15.44 Ban Ki Moon condanna i leader che rimangono al potere oltre i limiti costituzionali accampando a pretesto stati di eccezione.

15.52 Sta parlando Mogens Lykketoft, il Presidente Danese dell’Assemblea. Afferma che viviamo in tempi paradossali, in cui “una larga parte dell’umanità conduce una vita dignitosa, mentre le follie della guerra e dell’autodistruzione affliggono in Medio Oriente e parte dell’Africa”.

15.56 Mogens Lykketoft annuncia che ciascun leader avrà 15 minuti. La parola va a Dilma Rousseff, Presidente del Brasile.

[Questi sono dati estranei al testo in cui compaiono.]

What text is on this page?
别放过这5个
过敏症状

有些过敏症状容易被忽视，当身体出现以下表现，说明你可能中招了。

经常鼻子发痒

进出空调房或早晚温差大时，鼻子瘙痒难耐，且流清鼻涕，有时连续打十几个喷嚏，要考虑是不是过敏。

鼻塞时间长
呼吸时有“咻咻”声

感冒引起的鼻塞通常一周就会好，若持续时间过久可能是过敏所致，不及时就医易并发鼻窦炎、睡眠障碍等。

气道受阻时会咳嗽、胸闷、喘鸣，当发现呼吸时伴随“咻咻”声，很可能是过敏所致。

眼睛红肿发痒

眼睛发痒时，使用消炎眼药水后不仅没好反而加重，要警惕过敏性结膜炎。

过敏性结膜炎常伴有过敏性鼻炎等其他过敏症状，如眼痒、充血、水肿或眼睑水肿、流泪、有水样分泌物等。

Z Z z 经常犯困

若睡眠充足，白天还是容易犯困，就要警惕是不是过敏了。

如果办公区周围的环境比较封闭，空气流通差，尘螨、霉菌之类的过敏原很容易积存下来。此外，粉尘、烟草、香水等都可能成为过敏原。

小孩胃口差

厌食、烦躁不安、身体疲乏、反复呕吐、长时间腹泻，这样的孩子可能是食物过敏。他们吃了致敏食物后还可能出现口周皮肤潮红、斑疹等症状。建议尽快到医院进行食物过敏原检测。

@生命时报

16.04 Dilma Roussef sostiene che è necessario un allargamento del Consiglio di Sicurezza, sia nel numero dei membri permanenti che in quello dei membri temporanei. La proposta sotto intende la richiesta di un seggio per il Brasile. Il Brasile, sostiene la Presidente, è una “terra di rifugiati” che ha offerto asilo a rifugiati europei, arabi ed orientali: è “assurdo” ostacolare il libero movimento delle persone. L’emergenza in medio oriente richiede maggiore solidarietà a popoli e nazioni.

16.12 Dilma Roussef vanta i successi del Brasile nel combattere la deforestazione. Il processo dovrebbe arrestarsi ed invertirsi entro la data (non vicinissima) del 2030.

16.19 Parla Barack Obama: le Nazioni Unite sono riuscite ad evitare la Terza Guerra mondiale, nonostante gli ultimi 70 anni abbiano comunque visto tremendi conflitti.

16.22 “Non importa quanto siamo forti militarmente, quanto sia forte la nostra economia; capiamo che gli Stati Uniti non possono risolvere da soli i problemi del mondo. In Iraq gli Stati Uniti hanno imparato la dura lezione che anche centinaia di migliaia di coraggiosi soldati, miliardi di dollari, non possono produrre stabilità in una terra straniera.”

16.32 Obama sostiene che l’accordo sul nucleare iraniano, che ha coinvolto molte potenze, “inclusa la Russia” per due anni, è un esempio di come dovrebbe funzionare la comunità internazionale.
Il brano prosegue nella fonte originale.